Кто этот председатель профсоюза и что ему от меня нужно? – думала я – я так не люблю все эти парады, концерты, благодарственные речи, официальные приемы. Меня все устраивает и я просто расписываю чашки. Одна ветвь черемухи, две ветви черемухи, сотни ветвей черемухи…
Ровно в 17.50 я постучала в названный кабинет. За дверью раздалось громкое
"Входите, Мисс Айхенвальд".
Человек за столом сидел спиной и, услышав мои шаги, обернулся. Он молча подошел и посмотрел мне в глаза, словно стараясь разгадать какую-то тайну. Его лицо показалось мне очень знакомым, но я никак не могла понять, откуда же я его знаю. Если он родился на Марсе, то мы точно не могли встречаться раньше. И эта его ухмылка. Все очень подозрительно.
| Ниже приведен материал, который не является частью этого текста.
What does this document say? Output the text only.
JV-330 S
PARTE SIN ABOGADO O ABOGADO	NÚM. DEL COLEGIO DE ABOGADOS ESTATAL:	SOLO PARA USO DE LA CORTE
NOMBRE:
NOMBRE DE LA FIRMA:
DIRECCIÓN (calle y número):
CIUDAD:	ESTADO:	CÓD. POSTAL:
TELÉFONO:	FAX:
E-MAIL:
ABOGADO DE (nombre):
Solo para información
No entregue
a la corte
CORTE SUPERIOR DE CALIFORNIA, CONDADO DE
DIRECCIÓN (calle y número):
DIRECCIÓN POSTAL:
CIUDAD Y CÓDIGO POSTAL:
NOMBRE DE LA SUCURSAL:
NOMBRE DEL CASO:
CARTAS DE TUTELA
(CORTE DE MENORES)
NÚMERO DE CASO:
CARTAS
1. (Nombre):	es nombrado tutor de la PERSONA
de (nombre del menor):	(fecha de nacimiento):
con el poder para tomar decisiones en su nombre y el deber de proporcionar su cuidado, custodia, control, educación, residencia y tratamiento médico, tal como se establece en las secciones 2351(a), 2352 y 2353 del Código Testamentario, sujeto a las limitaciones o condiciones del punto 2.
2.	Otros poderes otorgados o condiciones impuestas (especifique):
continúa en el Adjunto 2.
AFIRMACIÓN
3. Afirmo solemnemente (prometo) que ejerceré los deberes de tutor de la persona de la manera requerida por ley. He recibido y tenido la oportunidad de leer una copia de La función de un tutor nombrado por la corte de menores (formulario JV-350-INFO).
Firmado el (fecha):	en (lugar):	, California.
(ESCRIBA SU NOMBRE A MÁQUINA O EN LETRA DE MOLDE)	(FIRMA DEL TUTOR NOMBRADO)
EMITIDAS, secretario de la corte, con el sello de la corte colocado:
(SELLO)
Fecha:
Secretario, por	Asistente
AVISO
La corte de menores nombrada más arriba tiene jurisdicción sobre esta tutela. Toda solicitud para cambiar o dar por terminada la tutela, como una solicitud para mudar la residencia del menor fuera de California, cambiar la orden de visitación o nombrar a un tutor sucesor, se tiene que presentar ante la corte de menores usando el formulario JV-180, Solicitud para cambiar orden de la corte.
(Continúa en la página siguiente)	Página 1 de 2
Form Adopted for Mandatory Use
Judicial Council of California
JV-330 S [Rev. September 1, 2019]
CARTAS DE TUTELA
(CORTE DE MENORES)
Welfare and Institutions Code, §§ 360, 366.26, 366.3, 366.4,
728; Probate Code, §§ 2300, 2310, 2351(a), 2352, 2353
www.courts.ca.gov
– Я слышал, Вы хорошо бегаете, Анна?
– Да, неплохо. Когда есть стимул. В данном случае мне очень хотелось увидеть Лунное Море утром.
– Глупое название, не считаете? Почему Лунное? Ведь мы на Марсе.
– Знаете, в земной литературе Луна является символом красоты, загадки. Возможно, поэтому. Отсюда ее почти не видно, но воспоминание…
– Не стоит читать лекции, я знаком с земной литературой, я здесь только восемь лет.
– Да, я учла Ваше замечания насчет прогулок в обед. Я могу идти?
– Вы можете бежать, Анна. На соревнованиях в это воскресенье. Восемь часов утра, 56 стадион. Наденьте красное, помните, в какой мы стране.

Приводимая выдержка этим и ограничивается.